L'offensiva militare di Israele non funzionerà, aveva
detto Powell: "I carri armati non fermeranno gli
uomini bomba e, alla fine della fiera, Israele dovrà
lasciare i territori occupati e tornerà ad avere bisogno
di un processo politico". E aveva aggiunto: "A
quel punto Israele avrà bisogno di Arafat, anche se
fosse in esilio, perché è il capo dell'Autorità
palestinese, un'organizzazione che noi abbiamo aiutato a
creare. E' sentito da tutti come la guida del popolo
palestinese. E non è utile a nessuno, neppure a noi,
definirlo un terrorista".
Era, quella di Powell, la posizione dei singoli governi
europei e, collettivamente, della Ue. Ora Bush sembra
aver sposato questa linea, dando mandato a Powell di
negoziare con l'autorità del Segretario di Stato, come
aveva fatto, quasi trent'anni fa, Nixon con Henry
Kissinger.

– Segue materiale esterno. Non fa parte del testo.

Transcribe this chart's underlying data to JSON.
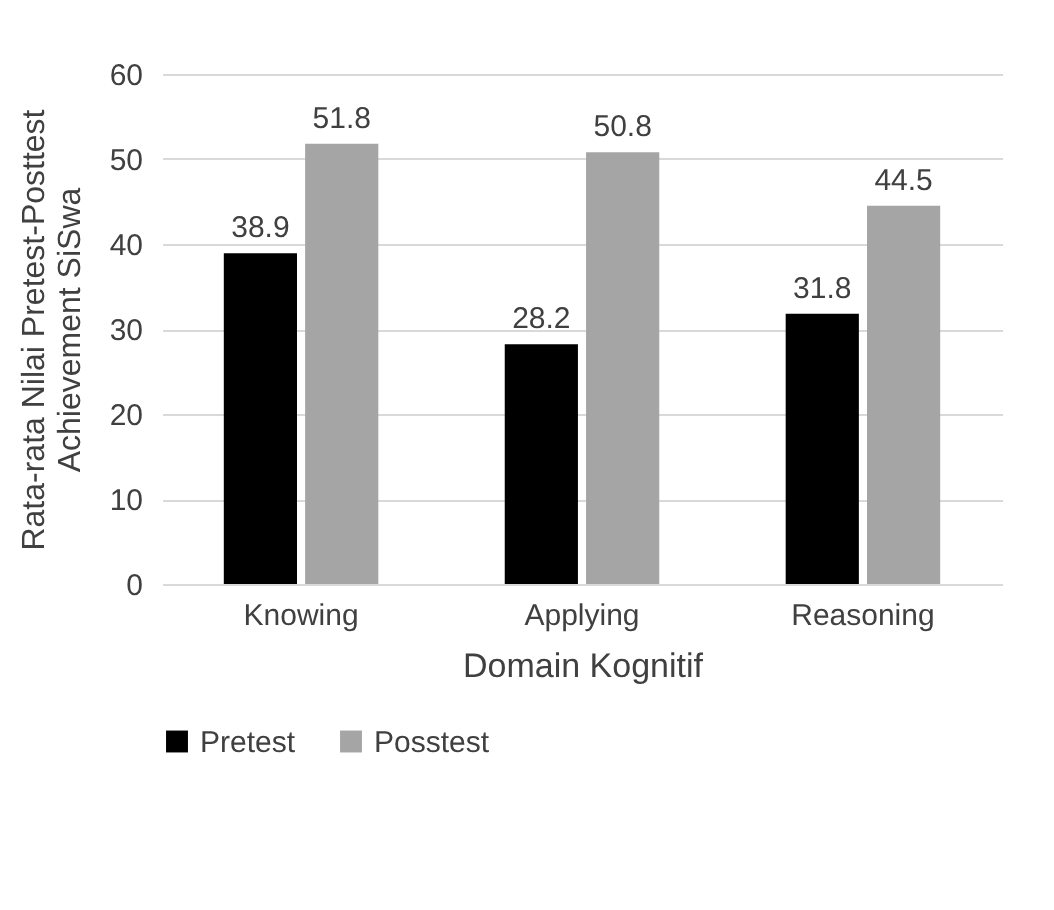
{
  "chart_data": {
    "type": "bar",
    "xlabel": "Domain Kognitif",
    "ylabel": "Rata-rata Nilai Pretest-Posttest Achievement SiSwa",
    "categories": [
      "Knowing",
      "Applying",
      "Reasoning"
    ],
    "series": [
      {
        "name": "Pretest",
        "color": "#000000",
        "values": [
          38.9,
          28.2,
          31.8
        ]
      },
      {
        "name": "Posstest",
        "color": "#a5a5a5",
        "values": [
          51.8,
          50.8,
          44.5
        ]
      }
    ],
    "ylim": [
      0,
      60
    ],
    "yticks": [
      0,
      10,
      20,
      30,
      40,
      50,
      60
    ],
    "grid": "y",
    "legend": "bottom",
    "data_labels": true
  }
}
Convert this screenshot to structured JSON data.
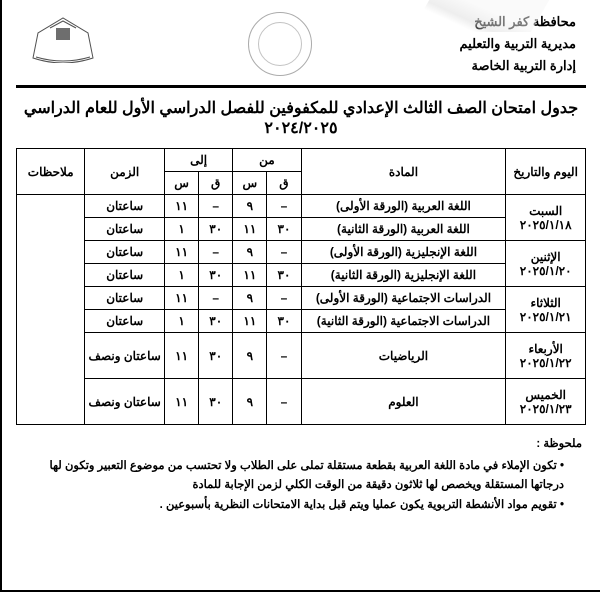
{
  "header": {
    "gov": "محافظة كفر الشيخ",
    "dir": "مديرية التربية والتعليم",
    "dept": "إدارة التربية الخاصة"
  },
  "title": "جدول امتحان الصف الثالث الإعدادي للمكفوفين للفصل الدراسي الأول للعام الدراسي ٢٠٢٤/٢٠٢٥",
  "cols": {
    "date": "اليوم والتاريخ",
    "subject": "المادة",
    "from": "من",
    "to": "إلى",
    "q": "ق",
    "s": "س",
    "duration": "الزمن",
    "notes": "ملاحظات"
  },
  "rows": [
    {
      "day": "السبت",
      "date": "٢٠٢٥/١/١٨",
      "subj": "اللغة العربية (الورقة الأولى)",
      "fq": "–",
      "fs": "٩",
      "tq": "–",
      "ts": "١١",
      "dur": "ساعتان"
    },
    {
      "subj": "اللغة العربية (الورقة الثانية)",
      "fq": "٣٠",
      "fs": "١١",
      "tq": "٣٠",
      "ts": "١",
      "dur": "ساعتان"
    },
    {
      "day": "الإثنين",
      "date": "٢٠٢٥/١/٢٠",
      "subj": "اللغة الإنجليزية (الورقة الأولى)",
      "fq": "–",
      "fs": "٩",
      "tq": "–",
      "ts": "١١",
      "dur": "ساعتان"
    },
    {
      "subj": "اللغة الإنجليزية (الورقة الثانية)",
      "fq": "٣٠",
      "fs": "١١",
      "tq": "٣٠",
      "ts": "١",
      "dur": "ساعتان"
    },
    {
      "day": "الثلاثاء",
      "date": "٢٠٢٥/١/٢١",
      "subj": "الدراسات الاجتماعية (الورقة الأولى)",
      "fq": "–",
      "fs": "٩",
      "tq": "–",
      "ts": "١١",
      "dur": "ساعتان"
    },
    {
      "subj": "الدراسات الاجتماعية (الورقة الثانية)",
      "fq": "٣٠",
      "fs": "١١",
      "tq": "٣٠",
      "ts": "١",
      "dur": "ساعتان"
    },
    {
      "day": "الأربعاء",
      "date": "٢٠٢٥/١/٢٢",
      "subj": "الرياضيات",
      "fq": "–",
      "fs": "٩",
      "tq": "٣٠",
      "ts": "١١",
      "dur": "ساعتان ونصف",
      "single": true
    },
    {
      "day": "الخميس",
      "date": "٢٠٢٥/١/٢٣",
      "subj": "العلوم",
      "fq": "–",
      "fs": "٩",
      "tq": "٣٠",
      "ts": "١١",
      "dur": "ساعتان ونصف",
      "single": true
    }
  ],
  "notes_title": "ملحوظة :",
  "notes": [
    "تكون الإملاء في مادة اللغة العربية بقطعة مستقلة تملى على الطلاب ولا تحتسب من موضوع التعبير وتكون لها درجاتها المستقلة ويخصص لها ثلاثون دقيقة من الوقت الكلي لزمن الإجابة للمادة",
    "تقويم مواد الأنشطة التربوية يكون عمليا ويتم قبل بداية الامتحانات النظرية بأسبوعين ."
  ]
}
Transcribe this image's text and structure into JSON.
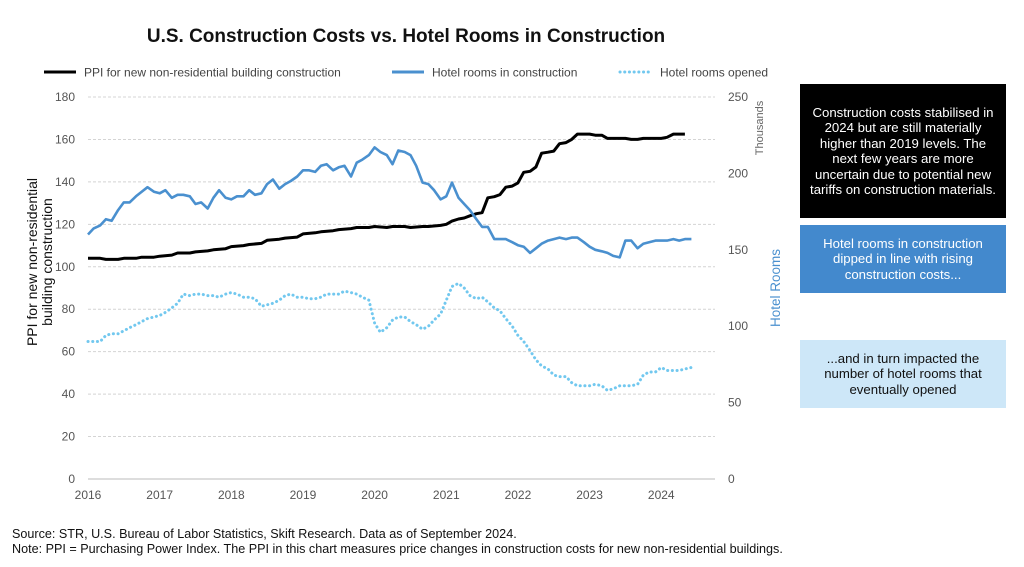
{
  "chart_data": {
    "type": "line",
    "title": "U.S. Construction Costs vs. Hotel Rooms in Construction",
    "legend": {
      "placement": "top",
      "entries": [
        "PPI for new non-residential building construction",
        "Hotel rooms in construction",
        "Hotel rooms opened"
      ]
    },
    "y_left": {
      "label": "PPI for new non-residential building construction",
      "range": [
        0,
        180
      ],
      "ticks": [
        "0",
        "20",
        "40",
        "60",
        "80",
        "100",
        "120",
        "140",
        "160",
        "180"
      ]
    },
    "y_right": {
      "label": "Hotel Rooms",
      "units_label": "Thousands",
      "range": [
        0,
        250
      ],
      "ticks": [
        "0",
        "50",
        "100",
        "150",
        "200",
        "250"
      ]
    },
    "x_axis": {
      "range": [
        2016,
        2024.75
      ],
      "ticks": [
        "2016",
        "2017",
        "2018",
        "2019",
        "2020",
        "2021",
        "2022",
        "2023",
        "2024"
      ]
    },
    "grid": true,
    "colors": {
      "ppi": "#000000",
      "construction": "#4a90cf",
      "opened": "#72c8ef"
    },
    "series": [
      {
        "name": "PPI for new non-residential building construction",
        "axis": "left",
        "style": "solid",
        "points": [
          [
            2016.0,
            104
          ],
          [
            2016.17,
            104
          ],
          [
            2016.25,
            103.5
          ],
          [
            2016.42,
            103.5
          ],
          [
            2016.5,
            104
          ],
          [
            2016.67,
            104
          ],
          [
            2016.75,
            104.5
          ],
          [
            2016.92,
            104.5
          ],
          [
            2017.0,
            105
          ],
          [
            2017.17,
            105.5
          ],
          [
            2017.25,
            106.5
          ],
          [
            2017.42,
            106.5
          ],
          [
            2017.5,
            107
          ],
          [
            2017.67,
            107.5
          ],
          [
            2017.75,
            108
          ],
          [
            2017.92,
            108.5
          ],
          [
            2018.0,
            109.5
          ],
          [
            2018.17,
            110
          ],
          [
            2018.25,
            110.5
          ],
          [
            2018.42,
            111
          ],
          [
            2018.5,
            112.5
          ],
          [
            2018.67,
            113
          ],
          [
            2018.75,
            113.5
          ],
          [
            2018.92,
            114
          ],
          [
            2019.0,
            115.5
          ],
          [
            2019.17,
            116
          ],
          [
            2019.25,
            116.5
          ],
          [
            2019.42,
            117
          ],
          [
            2019.5,
            117.5
          ],
          [
            2019.67,
            118
          ],
          [
            2019.75,
            118.5
          ],
          [
            2019.92,
            118.5
          ],
          [
            2020.0,
            119
          ],
          [
            2020.17,
            118.5
          ],
          [
            2020.25,
            119
          ],
          [
            2020.42,
            119
          ],
          [
            2020.5,
            118.5
          ],
          [
            2020.67,
            119
          ],
          [
            2020.75,
            119
          ],
          [
            2020.92,
            119.5
          ],
          [
            2021.0,
            120
          ],
          [
            2021.08,
            121.5
          ],
          [
            2021.17,
            122.5
          ],
          [
            2021.25,
            123
          ],
          [
            2021.33,
            124
          ],
          [
            2021.42,
            125
          ],
          [
            2021.5,
            125.5
          ],
          [
            2021.58,
            132.5
          ],
          [
            2021.67,
            133
          ],
          [
            2021.75,
            134
          ],
          [
            2021.83,
            137.5
          ],
          [
            2021.92,
            138
          ],
          [
            2022.0,
            139.5
          ],
          [
            2022.08,
            144.5
          ],
          [
            2022.17,
            145
          ],
          [
            2022.25,
            147
          ],
          [
            2022.33,
            153.5
          ],
          [
            2022.42,
            154
          ],
          [
            2022.5,
            154.5
          ],
          [
            2022.58,
            158
          ],
          [
            2022.67,
            158.5
          ],
          [
            2022.75,
            160
          ],
          [
            2022.83,
            162.5
          ],
          [
            2022.92,
            162.5
          ],
          [
            2023.0,
            162.5
          ],
          [
            2023.08,
            162
          ],
          [
            2023.17,
            162
          ],
          [
            2023.25,
            160.5
          ],
          [
            2023.33,
            160.5
          ],
          [
            2023.5,
            160.5
          ],
          [
            2023.58,
            160
          ],
          [
            2023.67,
            160
          ],
          [
            2023.75,
            160.5
          ],
          [
            2023.83,
            160.5
          ],
          [
            2024.0,
            160.5
          ],
          [
            2024.08,
            161
          ],
          [
            2024.17,
            162.5
          ],
          [
            2024.33,
            162.5
          ]
        ]
      },
      {
        "name": "Hotel rooms in construction",
        "axis": "right",
        "style": "solid",
        "points": [
          [
            2016.0,
            160
          ],
          [
            2016.08,
            164
          ],
          [
            2016.17,
            166
          ],
          [
            2016.25,
            170
          ],
          [
            2016.33,
            169
          ],
          [
            2016.42,
            176
          ],
          [
            2016.5,
            181
          ],
          [
            2016.58,
            181
          ],
          [
            2016.67,
            185
          ],
          [
            2016.75,
            188
          ],
          [
            2016.83,
            191
          ],
          [
            2016.92,
            188
          ],
          [
            2017.0,
            187
          ],
          [
            2017.08,
            189
          ],
          [
            2017.17,
            184
          ],
          [
            2017.25,
            186
          ],
          [
            2017.33,
            186
          ],
          [
            2017.42,
            185
          ],
          [
            2017.5,
            180
          ],
          [
            2017.58,
            181
          ],
          [
            2017.67,
            177
          ],
          [
            2017.75,
            184
          ],
          [
            2017.83,
            189
          ],
          [
            2017.92,
            184
          ],
          [
            2018.0,
            183
          ],
          [
            2018.08,
            185
          ],
          [
            2018.17,
            185
          ],
          [
            2018.25,
            189
          ],
          [
            2018.33,
            186
          ],
          [
            2018.42,
            187
          ],
          [
            2018.5,
            193
          ],
          [
            2018.58,
            196
          ],
          [
            2018.67,
            190
          ],
          [
            2018.75,
            193
          ],
          [
            2018.83,
            195
          ],
          [
            2018.92,
            198
          ],
          [
            2019.0,
            202
          ],
          [
            2019.08,
            202
          ],
          [
            2019.17,
            201
          ],
          [
            2019.25,
            205
          ],
          [
            2019.33,
            206
          ],
          [
            2019.42,
            202
          ],
          [
            2019.5,
            204
          ],
          [
            2019.58,
            205
          ],
          [
            2019.67,
            198
          ],
          [
            2019.75,
            207
          ],
          [
            2019.83,
            209
          ],
          [
            2019.92,
            212
          ],
          [
            2020.0,
            217
          ],
          [
            2020.08,
            214
          ],
          [
            2020.17,
            212
          ],
          [
            2020.25,
            206
          ],
          [
            2020.33,
            215
          ],
          [
            2020.42,
            214
          ],
          [
            2020.5,
            212
          ],
          [
            2020.58,
            205
          ],
          [
            2020.67,
            194
          ],
          [
            2020.75,
            193
          ],
          [
            2020.83,
            189
          ],
          [
            2020.92,
            183
          ],
          [
            2021.0,
            185
          ],
          [
            2021.08,
            194
          ],
          [
            2021.17,
            184
          ],
          [
            2021.25,
            180
          ],
          [
            2021.33,
            176
          ],
          [
            2021.42,
            170
          ],
          [
            2021.5,
            165
          ],
          [
            2021.58,
            165
          ],
          [
            2021.67,
            157
          ],
          [
            2021.75,
            157
          ],
          [
            2021.83,
            157
          ],
          [
            2021.92,
            155
          ],
          [
            2022.0,
            153
          ],
          [
            2022.08,
            152
          ],
          [
            2022.17,
            148
          ],
          [
            2022.25,
            151
          ],
          [
            2022.33,
            154
          ],
          [
            2022.42,
            156
          ],
          [
            2022.5,
            157
          ],
          [
            2022.58,
            158
          ],
          [
            2022.67,
            157
          ],
          [
            2022.75,
            158
          ],
          [
            2022.83,
            158
          ],
          [
            2022.92,
            155
          ],
          [
            2023.0,
            152
          ],
          [
            2023.08,
            150
          ],
          [
            2023.17,
            149
          ],
          [
            2023.25,
            148
          ],
          [
            2023.33,
            146
          ],
          [
            2023.42,
            145
          ],
          [
            2023.5,
            156
          ],
          [
            2023.58,
            156
          ],
          [
            2023.67,
            151
          ],
          [
            2023.75,
            154
          ],
          [
            2023.83,
            155
          ],
          [
            2023.92,
            156
          ],
          [
            2024.0,
            156
          ],
          [
            2024.08,
            156
          ],
          [
            2024.17,
            157
          ],
          [
            2024.25,
            156
          ],
          [
            2024.33,
            157
          ],
          [
            2024.42,
            157
          ]
        ]
      },
      {
        "name": "Hotel rooms opened",
        "axis": "right",
        "style": "dotted",
        "points": [
          [
            2016.0,
            90
          ],
          [
            2016.08,
            90
          ],
          [
            2016.17,
            90
          ],
          [
            2016.25,
            94
          ],
          [
            2016.33,
            95
          ],
          [
            2016.42,
            95
          ],
          [
            2016.5,
            97
          ],
          [
            2016.58,
            99
          ],
          [
            2016.67,
            101
          ],
          [
            2016.75,
            103
          ],
          [
            2016.83,
            105
          ],
          [
            2016.92,
            106
          ],
          [
            2017.0,
            107
          ],
          [
            2017.08,
            109
          ],
          [
            2017.17,
            112
          ],
          [
            2017.25,
            115
          ],
          [
            2017.33,
            121
          ],
          [
            2017.42,
            120
          ],
          [
            2017.5,
            121
          ],
          [
            2017.58,
            121
          ],
          [
            2017.67,
            120
          ],
          [
            2017.75,
            120
          ],
          [
            2017.83,
            119
          ],
          [
            2017.92,
            121
          ],
          [
            2018.0,
            122
          ],
          [
            2018.08,
            121
          ],
          [
            2018.17,
            119
          ],
          [
            2018.25,
            119
          ],
          [
            2018.33,
            118
          ],
          [
            2018.42,
            113
          ],
          [
            2018.5,
            114
          ],
          [
            2018.58,
            115
          ],
          [
            2018.67,
            117
          ],
          [
            2018.75,
            120
          ],
          [
            2018.83,
            121
          ],
          [
            2018.92,
            119
          ],
          [
            2019.0,
            119
          ],
          [
            2019.08,
            118
          ],
          [
            2019.17,
            118
          ],
          [
            2019.25,
            119
          ],
          [
            2019.33,
            121
          ],
          [
            2019.42,
            121
          ],
          [
            2019.5,
            121
          ],
          [
            2019.58,
            123
          ],
          [
            2019.67,
            122
          ],
          [
            2019.75,
            121
          ],
          [
            2019.83,
            119
          ],
          [
            2019.92,
            117
          ],
          [
            2020.0,
            102
          ],
          [
            2020.08,
            96
          ],
          [
            2020.17,
            99
          ],
          [
            2020.25,
            104
          ],
          [
            2020.33,
            106
          ],
          [
            2020.42,
            106
          ],
          [
            2020.5,
            103
          ],
          [
            2020.58,
            101
          ],
          [
            2020.67,
            98
          ],
          [
            2020.75,
            100
          ],
          [
            2020.83,
            104
          ],
          [
            2020.92,
            108
          ],
          [
            2021.0,
            117
          ],
          [
            2021.08,
            126
          ],
          [
            2021.17,
            128
          ],
          [
            2021.25,
            125
          ],
          [
            2021.33,
            120
          ],
          [
            2021.42,
            118
          ],
          [
            2021.5,
            119
          ],
          [
            2021.58,
            116
          ],
          [
            2021.67,
            112
          ],
          [
            2021.75,
            110
          ],
          [
            2021.83,
            105
          ],
          [
            2021.92,
            100
          ],
          [
            2022.0,
            94
          ],
          [
            2022.08,
            90
          ],
          [
            2022.17,
            84
          ],
          [
            2022.25,
            78
          ],
          [
            2022.33,
            74
          ],
          [
            2022.42,
            72
          ],
          [
            2022.5,
            68
          ],
          [
            2022.58,
            67
          ],
          [
            2022.67,
            67
          ],
          [
            2022.75,
            63
          ],
          [
            2022.83,
            61
          ],
          [
            2022.92,
            61
          ],
          [
            2023.0,
            61
          ],
          [
            2023.08,
            62
          ],
          [
            2023.17,
            61
          ],
          [
            2023.25,
            58
          ],
          [
            2023.33,
            59
          ],
          [
            2023.42,
            61
          ],
          [
            2023.5,
            61
          ],
          [
            2023.58,
            61
          ],
          [
            2023.67,
            62
          ],
          [
            2023.75,
            68
          ],
          [
            2023.83,
            70
          ],
          [
            2023.92,
            70
          ],
          [
            2024.0,
            73
          ],
          [
            2024.08,
            71
          ],
          [
            2024.17,
            71
          ],
          [
            2024.25,
            71
          ],
          [
            2024.33,
            72
          ],
          [
            2024.42,
            73
          ]
        ]
      }
    ]
  },
  "notes": [
    "Construction costs stabilised in 2024 but are still materially higher than 2019 levels. The next few years are more uncertain due to potential new tariffs on construction materials.",
    "Hotel rooms in construction dipped in line with rising construction costs...",
    "...and in turn impacted the number of hotel rooms that eventually opened"
  ],
  "footer": {
    "source": "Source: STR, U.S. Bureau of Labor Statistics, Skift Research. Data as of September 2024.",
    "note": "Note: PPI = Purchasing Power Index. The PPI in this chart measures price changes in construction costs for new non-residential buildings."
  }
}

Difatti l'Europa, per bocca di Solana, ieri
sera ha salutato la missione di Powell come un suo
successo, un effetto indotto della denuncia di Prodi del
fallimento della mediazione americana e del gesto
spettacolare di Solana e di Piqué.
E' impossibile prevedere se Powell riuscirà là dove ha
fallito il "pensionato" Zinni. Anche perché il
segretario di Stato interviene in una situazione dove la
cancrena è talmente avanzata che non bastano le
medicine, occorre la chirurgia. Come ha scritto uno dei
più lucidi osservatori della scena mediorientale, Thomas
Friedman, finora né Bush né gli europei hanno voluto
confrontarsi con il dilemma cruciale di questo conflitto:
"Mentre Israele deve ritirarsi dalla Cisgiordania e
da Gaza, i palestinesi non sono in grado di gestire da
soli i territori in modo da impedire che diventino la
base di future operazioni contro Israele". La
proposta che Friedman prende in prestito da un altro
esperto mediorientale, Stephen Cohen, è suggestiva, ma
appare al momento poco praticabile: "L'unica
soluzione è un mandato dell'Onu che autorizzi truppe
americane e della Nato a garantire la nascita di uno
Stato palestinese, dopo un graduale ritiro israeliano,
blindandone i confini".
Questo sarebbe davvero un intervento chirurgico. Ma molto
difficilmente Israele accetterà di sottoporvisi. E,
comunque, prima occorre un accordo politico, addirittura
una nuova Camp David. Che, allo stato attuale, appare un
miraggio. La missione di Powell è ben lontana da far
intravvedere la luce in fondo al tunnel. Ma è già un
passo avanti che qualcuno con il suo peso e la sua
abilità diplomatica stia per entrare nel tunnel.